The economic impact of the shutdown of the Tunisian-Libyan border is difficult to estimate. It is reported that the unemployment rate for Ben Guerdane is 2% lower than the average in the Medenine governorate, where unemployment stands at 11%. Up to 20% of the workforce, including 83% of the people in Ben Guerdane, are involved in informal trade in the region, making informal trade the main source of employment.

ESCWA cited a UNDP report stating that 10,000 to 15,000 families have had no income since February 2011, when the revolution in Libya broke out. It could be that this is a consequence of the Libyan crisis.

Regarding tourism, the report estimated that about 1.8 million Libyan tourists visited Tunisia each year. Referring to a study by the African Development Bank, it has been shown that Libyan tourists spend an average of 200 to 400 dinars ($115 to $230) a week. On the other hand, medical tourism has become a powerful driver of economic growth in Tunisia. The country draws in 100,000 patients a year from Libya, bringing total revenues from Libyan tourism to 890 million Tunisian dinars ($510 million). If this flow drops because of the recent events in Libya, it will affect this crucial sector. The survey noted that in 2011 the number of Libyan tourists in Tunisia fell 30%, but confirmed that at present an annual increase of 5.3% was being recorded. Tunisian tourism is called to “once again prove its resilience.”
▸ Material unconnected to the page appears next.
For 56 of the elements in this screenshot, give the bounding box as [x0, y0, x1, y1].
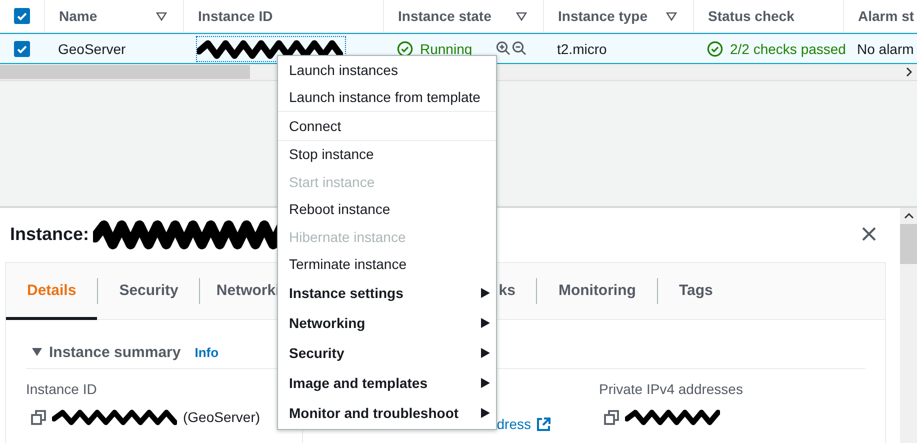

Meanwhile, the number of Libyan refugees in Tunisia has rapidly increased. Some say that this benefits Tunisia, but they fail to consider the impact of this massive influx on state finances. The influx will directly impact real estate markets and inflation, and will likely threaten internal security. According to ESCWA, Tunisia is not equipped to handle a large influx of refugees because the country’s asylum system does not meet international standards.

Another consequence of the instability in Libya is the return of Tunisian workers living in Libya. The report indicates that about 40,000 Tunisian workers left Libya in 2012. This number is likely to increase if the conflict persists. Moreover, the World Bank estimates that remittances to Tunisia generated by these workers represent 0.56% of Tunisia’s GDP. Although the remittances seem small, their loss could affect the private sector. The return of Tunisian workers will also impact the labor market, further increasing unemployment in Tunisia.

In sum, the ESCWA report reveals that the Libyan crisis will jeopardize economic development in Tunisia over the medium and long terms. Even a small impact could have significant consequences for the country. In addition, the security deterioration presents the Tunisian authorities with a challenge: dismantling the networks smuggling in weapons that are used to commit terrorist attacks and countering the jihadists who are trying to infiltrate Tunisia.